Last fall I spread horse manure over all our beds, thanks to Krystal Coombs’ prolific horses up the road and her generosity to share. Asparagus especially loves a rich soil. It shows this year.
Gardening has its highs, but it sure has its lows. “The hens got out and scratched up all the chard!” and “The wind blew over the pea fence.” And “the cats think the spinach bed’s their litter box.” The reports come every day, here inside, where I sit, relegated to a chair and a footstool much more than I’d like.
Our garden will never have that perfect, polished look of the catalogs and the gardening magazines. This is no Martha Stewart garden. But in spite of scratching hens and ball-chasing dogs, of parching drought and blights and fungus we’ll harvest plenty of carrots, strings of onions, bushels of tomatoes.

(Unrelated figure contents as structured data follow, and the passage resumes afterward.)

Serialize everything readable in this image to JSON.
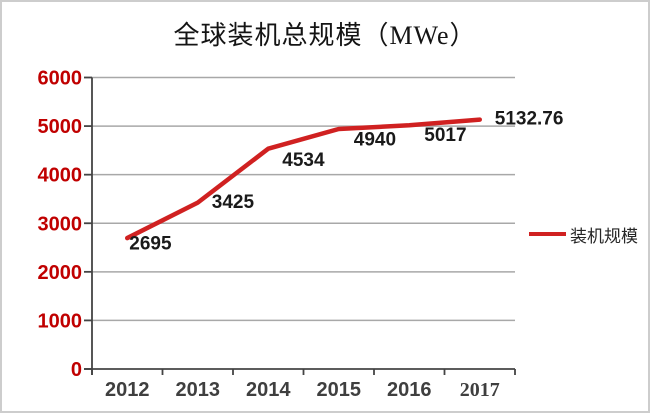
{
  "chart_data": {
    "type": "line",
    "title": "全球装机总规模（MWe）",
    "categories": [
      "2012",
      "2013",
      "2014",
      "2015",
      "2016",
      "2017"
    ],
    "series": [
      {
        "name": "装机规模",
        "values": [
          2695,
          3425,
          4534,
          4940,
          5017,
          5132.76
        ],
        "data_labels": [
          "2695",
          "3425",
          "4534",
          "4940",
          "5017",
          "5132.76"
        ]
      }
    ],
    "xlabel": "",
    "ylabel": "",
    "ylim": [
      0,
      6000
    ],
    "y_ticks": [
      0,
      1000,
      2000,
      3000,
      4000,
      5000,
      6000
    ],
    "grid": true,
    "legend_position": "right",
    "colors": {
      "line": "#d02121",
      "y_tick_labels": "#c00000",
      "x_tick_labels": "#3f3f3f",
      "data_labels": "#1a1a1a",
      "gridline": "#a8a8a8",
      "axis": "#444444"
    }
  }
}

Bags of beans and peas and corn will fill our freezer next fall.
And come Thanksgiving one of us will come in from the mailbox with an armful of catalogs to start the whole thing all over again.
For Pete’s Sake
Saturday’s all day fund raiser for Peter Thomas, hospitalized at Maine Med with serious complications from a December “routine” surgery lifted everyone’s spirits, most especially the patient himself. Pete appears to have turned a corner toward recovery, though he still faces up to a year of rehab and more surgery before he’ll be able to work again.

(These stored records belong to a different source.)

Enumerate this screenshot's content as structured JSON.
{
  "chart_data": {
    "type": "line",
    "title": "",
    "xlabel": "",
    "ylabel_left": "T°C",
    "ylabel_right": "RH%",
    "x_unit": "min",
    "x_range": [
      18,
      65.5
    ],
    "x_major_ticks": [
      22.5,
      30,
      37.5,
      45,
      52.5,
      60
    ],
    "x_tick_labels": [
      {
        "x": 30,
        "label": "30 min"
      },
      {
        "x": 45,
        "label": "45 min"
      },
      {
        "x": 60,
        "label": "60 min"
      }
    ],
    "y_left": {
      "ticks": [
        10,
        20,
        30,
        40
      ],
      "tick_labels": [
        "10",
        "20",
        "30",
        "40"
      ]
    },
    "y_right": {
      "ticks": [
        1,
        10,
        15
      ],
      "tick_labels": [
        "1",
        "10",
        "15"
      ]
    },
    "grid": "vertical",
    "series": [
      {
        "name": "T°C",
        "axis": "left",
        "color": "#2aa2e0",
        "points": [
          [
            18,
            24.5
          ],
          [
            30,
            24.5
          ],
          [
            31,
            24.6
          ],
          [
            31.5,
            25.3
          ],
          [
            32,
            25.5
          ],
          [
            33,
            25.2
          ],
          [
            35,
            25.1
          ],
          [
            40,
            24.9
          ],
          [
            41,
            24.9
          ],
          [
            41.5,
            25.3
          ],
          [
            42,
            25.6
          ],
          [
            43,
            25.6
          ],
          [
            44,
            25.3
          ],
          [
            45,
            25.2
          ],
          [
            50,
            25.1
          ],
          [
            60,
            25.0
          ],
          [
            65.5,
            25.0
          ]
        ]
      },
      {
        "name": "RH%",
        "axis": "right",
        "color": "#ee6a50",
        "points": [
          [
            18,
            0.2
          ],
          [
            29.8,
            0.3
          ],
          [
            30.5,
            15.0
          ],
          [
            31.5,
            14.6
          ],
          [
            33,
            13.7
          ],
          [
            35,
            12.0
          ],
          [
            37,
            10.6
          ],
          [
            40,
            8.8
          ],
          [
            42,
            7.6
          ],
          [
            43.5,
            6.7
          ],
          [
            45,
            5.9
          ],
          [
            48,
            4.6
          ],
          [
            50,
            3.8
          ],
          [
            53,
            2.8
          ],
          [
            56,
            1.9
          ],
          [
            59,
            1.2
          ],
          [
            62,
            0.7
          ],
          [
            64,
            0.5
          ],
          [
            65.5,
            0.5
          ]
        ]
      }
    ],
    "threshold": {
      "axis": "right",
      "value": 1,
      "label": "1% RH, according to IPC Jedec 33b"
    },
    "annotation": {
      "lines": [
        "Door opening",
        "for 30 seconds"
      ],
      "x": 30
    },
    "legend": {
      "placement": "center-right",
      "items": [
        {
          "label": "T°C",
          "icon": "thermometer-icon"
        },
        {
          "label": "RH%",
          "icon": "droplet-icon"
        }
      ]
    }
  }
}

Dolce Vita Farm’s wood-fired oven, “Arabella”, turned out 152 pizzas that day, bringing in over $6200 and still counting, as donations continue to come in. A group of hearty wood cutters, splitters and stackers turned a huge pile of logs into neat piles of firewood for Pete’s stove next winter, and a Go Fund Me account has so far brought in over $11,0000. Still to be counted and redeemed are the bottles and cans collected throughout town over the week-end
What better reason to live in a small town than that?
Town
It’s annual Town Meeting time, with a different approach this year. David Kinney posted the following to the LBB:
“Just a reminder that voting on local matters including Elected Officials, the Five Town CSD budget, the Lincolnville Central School Budget, the Town budget and other town matters will be conducted via referendum ballots on Tuesday, June 8, 2021. The polls will be open from 8:00 a.m. to 8:00 p.m. at the Lincolnville Central School (in the gymnasium). As school is in session and many young people are not or cannot yet be vaccinated per the Governor’s executive order face coverings will be required.

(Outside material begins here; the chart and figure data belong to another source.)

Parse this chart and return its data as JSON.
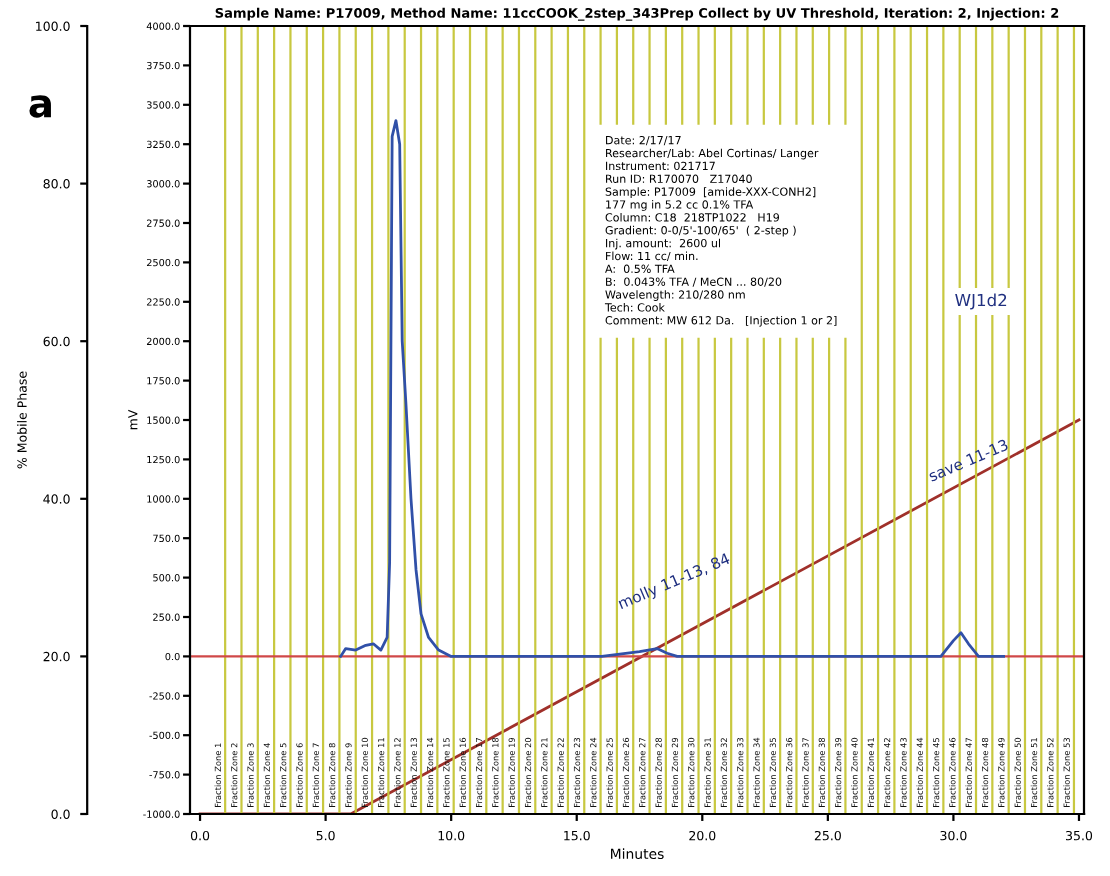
{
  "chart_data": {
    "type": "line",
    "title": "Sample Name: P17009, Method Name: 11ccCOOK_2step_343Prep Collect by UV Threshold, Iteration: 2, Injection: 2",
    "xlabel": "Minutes",
    "ylabel": "mV",
    "y2label": "% Mobile Phase",
    "xlim": [
      -0.4,
      35.2
    ],
    "xticks": [
      {
        "value": 0,
        "label": "0.0"
      },
      {
        "value": 5,
        "label": "5.0"
      },
      {
        "value": 10,
        "label": "10.0"
      },
      {
        "value": 15,
        "label": "15.0"
      },
      {
        "value": 20,
        "label": "20.0"
      },
      {
        "value": 25,
        "label": "25.0"
      },
      {
        "value": 30,
        "label": "30.0"
      },
      {
        "value": 35,
        "label": "35.0"
      }
    ],
    "ylim": [
      -1000,
      4000
    ],
    "yticks": [
      {
        "value": -1000,
        "label": "-1000.0"
      },
      {
        "value": -750,
        "label": "-750.0"
      },
      {
        "value": -500,
        "label": "-500.0"
      },
      {
        "value": -250,
        "label": "-250.0"
      },
      {
        "value": 0,
        "label": "0.0"
      },
      {
        "value": 250,
        "label": "250.0"
      },
      {
        "value": 500,
        "label": "500.0"
      },
      {
        "value": 750,
        "label": "750.0"
      },
      {
        "value": 1000,
        "label": "1000.0"
      },
      {
        "value": 1250,
        "label": "1250.0"
      },
      {
        "value": 1500,
        "label": "1500.0"
      },
      {
        "value": 1750,
        "label": "1750.0"
      },
      {
        "value": 2000,
        "label": "2000.0"
      },
      {
        "value": 2250,
        "label": "2250.0"
      },
      {
        "value": 2500,
        "label": "2500.0"
      },
      {
        "value": 2750,
        "label": "2750.0"
      },
      {
        "value": 3000,
        "label": "3000.0"
      },
      {
        "value": 3250,
        "label": "3250.0"
      },
      {
        "value": 3500,
        "label": "3500.0"
      },
      {
        "value": 3750,
        "label": "3750.0"
      },
      {
        "value": 4000,
        "label": "4000.0"
      }
    ],
    "y2lim": [
      0,
      100
    ],
    "y2ticks": [
      {
        "value": 0,
        "label": "0.0"
      },
      {
        "value": 20,
        "label": "20.0"
      },
      {
        "value": 40,
        "label": "40.0"
      },
      {
        "value": 60,
        "label": "60.0"
      },
      {
        "value": 80,
        "label": "80.0"
      },
      {
        "value": 100,
        "label": "100.0"
      }
    ],
    "series": [
      {
        "color": "#3050a8",
        "x": [
          5.6,
          5.8,
          6.2,
          6.6,
          6.9,
          7.2,
          7.45,
          7.55,
          7.65,
          7.8,
          7.95,
          8.05,
          8.2,
          8.4,
          8.6,
          8.8,
          9.1,
          9.5,
          10,
          16,
          17.5,
          18.2,
          18.6,
          19,
          29.5,
          30,
          30.3,
          30.6,
          31,
          32
        ],
        "values": [
          0,
          50,
          40,
          70,
          80,
          40,
          120,
          600,
          3300,
          3400,
          3250,
          2000,
          1600,
          1000,
          550,
          270,
          120,
          40,
          0,
          0,
          30,
          50,
          20,
          0,
          0,
          100,
          150,
          80,
          0,
          0
        ]
      },
      {
        "color": "#a0302a",
        "axis": "y2",
        "x": [
          0,
          6,
          35
        ],
        "values": [
          0,
          0,
          50
        ]
      }
    ],
    "ref_lines": [
      {
        "axis": "y",
        "value": 0,
        "color": "#d04848"
      },
      {
        "axis": "x",
        "value": 1.0,
        "label": "Fraction Zone 1",
        "color": "#c8c840"
      },
      {
        "axis": "x",
        "value": 1.65,
        "label": "Fraction Zone 2",
        "color": "#c8c840"
      },
      {
        "axis": "x",
        "value": 2.3,
        "label": "Fraction Zone 3",
        "color": "#c8c840"
      },
      {
        "axis": "x",
        "value": 2.95,
        "label": "Fraction Zone 4",
        "color": "#c8c840"
      },
      {
        "axis": "x",
        "value": 3.6,
        "label": "Fraction Zone 5",
        "color": "#c8c840"
      },
      {
        "axis": "x",
        "value": 4.25,
        "label": "Fraction Zone 6",
        "color": "#c8c840"
      },
      {
        "axis": "x",
        "value": 4.9,
        "label": "Fraction Zone 7",
        "color": "#c8c840"
      },
      {
        "axis": "x",
        "value": 5.55,
        "label": "Fraction Zone 8",
        "color": "#c8c840"
      },
      {
        "axis": "x",
        "value": 6.2,
        "label": "Fraction Zone 9",
        "color": "#c8c840"
      },
      {
        "axis": "x",
        "value": 6.85,
        "label": "Fraction Zone 10",
        "color": "#c8c840"
      },
      {
        "axis": "x",
        "value": 7.5,
        "label": "Fraction Zone 11",
        "color": "#c8c840"
      },
      {
        "axis": "x",
        "value": 8.15,
        "label": "Fraction Zone 12",
        "color": "#c8c840"
      },
      {
        "axis": "x",
        "value": 8.8,
        "label": "Fraction Zone 13",
        "color": "#c8c840"
      },
      {
        "axis": "x",
        "value": 9.45,
        "label": "Fraction Zone 14",
        "color": "#c8c840"
      },
      {
        "axis": "x",
        "value": 10.1,
        "label": "Fraction Zone 15",
        "color": "#c8c840"
      },
      {
        "axis": "x",
        "value": 10.75,
        "label": "Fraction Zone 16",
        "color": "#c8c840"
      },
      {
        "axis": "x",
        "value": 11.4,
        "label": "Fraction Zone 17",
        "color": "#c8c840"
      },
      {
        "axis": "x",
        "value": 12.05,
        "label": "Fraction Zone 18",
        "color": "#c8c840"
      },
      {
        "axis": "x",
        "value": 12.7,
        "label": "Fraction Zone 19",
        "color": "#c8c840"
      },
      {
        "axis": "x",
        "value": 13.35,
        "label": "Fraction Zone 20",
        "color": "#c8c840"
      },
      {
        "axis": "x",
        "value": 14.0,
        "label": "Fraction Zone 21",
        "color": "#c8c840"
      },
      {
        "axis": "x",
        "value": 14.65,
        "label": "Fraction Zone 22",
        "color": "#c8c840"
      },
      {
        "axis": "x",
        "value": 15.3,
        "label": "Fraction Zone 23",
        "color": "#c8c840"
      },
      {
        "axis": "x",
        "value": 15.95,
        "label": "Fraction Zone 24",
        "color": "#c8c840"
      },
      {
        "axis": "x",
        "value": 16.6,
        "label": "Fraction Zone 25",
        "color": "#c8c840"
      },
      {
        "axis": "x",
        "value": 17.25,
        "label": "Fraction Zone 26",
        "color": "#c8c840"
      },
      {
        "axis": "x",
        "value": 17.9,
        "label": "Fraction Zone 27",
        "color": "#c8c840"
      },
      {
        "axis": "x",
        "value": 18.55,
        "label": "Fraction Zone 28",
        "color": "#c8c840"
      },
      {
        "axis": "x",
        "value": 19.2,
        "label": "Fraction Zone 29",
        "color": "#c8c840"
      },
      {
        "axis": "x",
        "value": 19.85,
        "label": "Fraction Zone 30",
        "color": "#c8c840"
      },
      {
        "axis": "x",
        "value": 20.5,
        "label": "Fraction Zone 31",
        "color": "#c8c840"
      },
      {
        "axis": "x",
        "value": 21.15,
        "label": "Fraction Zone 32",
        "color": "#c8c840"
      },
      {
        "axis": "x",
        "value": 21.8,
        "label": "Fraction Zone 33",
        "color": "#c8c840"
      },
      {
        "axis": "x",
        "value": 22.45,
        "label": "Fraction Zone 34",
        "color": "#c8c840"
      },
      {
        "axis": "x",
        "value": 23.1,
        "label": "Fraction Zone 35",
        "color": "#c8c840"
      },
      {
        "axis": "x",
        "value": 23.75,
        "label": "Fraction Zone 36",
        "color": "#c8c840"
      },
      {
        "axis": "x",
        "value": 24.4,
        "label": "Fraction Zone 37",
        "color": "#c8c840"
      },
      {
        "axis": "x",
        "value": 25.05,
        "label": "Fraction Zone 38",
        "color": "#c8c840"
      },
      {
        "axis": "x",
        "value": 25.7,
        "label": "Fraction Zone 39",
        "color": "#c8c840"
      },
      {
        "axis": "x",
        "value": 26.35,
        "label": "Fraction Zone 40",
        "color": "#c8c840"
      },
      {
        "axis": "x",
        "value": 27.0,
        "label": "Fraction Zone 41",
        "color": "#c8c840"
      },
      {
        "axis": "x",
        "value": 27.65,
        "label": "Fraction Zone 42",
        "color": "#c8c840"
      },
      {
        "axis": "x",
        "value": 28.3,
        "label": "Fraction Zone 43",
        "color": "#c8c840"
      },
      {
        "axis": "x",
        "value": 28.95,
        "label": "Fraction Zone 44",
        "color": "#c8c840"
      },
      {
        "axis": "x",
        "value": 29.6,
        "label": "Fraction Zone 45",
        "color": "#c8c840"
      },
      {
        "axis": "x",
        "value": 30.25,
        "label": "Fraction Zone 46",
        "color": "#c8c840"
      },
      {
        "axis": "x",
        "value": 30.9,
        "label": "Fraction Zone 47",
        "color": "#c8c840"
      },
      {
        "axis": "x",
        "value": 31.55,
        "label": "Fraction Zone 48",
        "color": "#c8c840"
      },
      {
        "axis": "x",
        "value": 32.2,
        "label": "Fraction Zone 49",
        "color": "#c8c840"
      },
      {
        "axis": "x",
        "value": 32.85,
        "label": "Fraction Zone 50",
        "color": "#c8c840"
      },
      {
        "axis": "x",
        "value": 33.5,
        "label": "Fraction Zone 51",
        "color": "#c8c840"
      },
      {
        "axis": "x",
        "value": 34.15,
        "label": "Fraction Zone 52",
        "color": "#c8c840"
      },
      {
        "axis": "x",
        "value": 34.8,
        "label": "Fraction Zone 53",
        "color": "#c8c840"
      }
    ],
    "annotations": [
      "a",
      "Date: 2/17/17\nResearcher/Lab: Abel Cortinas/ Langer\nInstrument: 021717\nRun ID: R170070   Z17040\nSample: P17009  [amide-XXX-CONH2]\n177 mg in 5.2 cc 0.1% TFA\nColumn: C18  218TP1022   H19\nGradient: 0-0/5'-100/65'  ( 2-step )\nInj. amount:  2600 ul\nFlow: 11 cc/ min.\nA:  0.5% TFA\nB:  0.043% TFA / MeCN ... 80/20\nWavelength: 210/280 nm\nTech: Cook\nComment: MW 612 Da.   [Injection 1 or 2]",
      "WJ1d2",
      "molly 11-13, 84",
      "save 11-13"
    ],
    "grid": false,
    "legend": false,
    "marker": "none",
    "line_style": "solid"
  }
}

Absentee ballots can be requested in person during normal business hours at the Town Office or by calling the Town Office at 763-3555. Email requests are not permissible. Absentee ballots must be returned by 8:00 p.m. on voting day. Much more information (warrants, budgets, sample ballots) is available on the Town web site under the “Announcements” section.
There are no State ballot questions being considered. The next scheduled State election is Tuesday, November 2, 2021. More information concerning upcoming State Elections can be found here:
Lincolnville Women’s Club
The LWC is celebrating 50 years this spring at their annual luncheon at the Offshore Restaurant Tuesday, June 15 at 11:30 a.m. where new officers will be installed. New members are always welcome; contact Edna Pendleton, 763-3583, for more information. The club’s annual yard sale, which helps fund scholarships, will be held July 10 at Doreen Hadley’s, across from Dot’s on Atlantic Highway; rain date is July 17.
Condolences
Much sympathy to the family and loved ones of Leon Smith who passed away unexpectedly last week.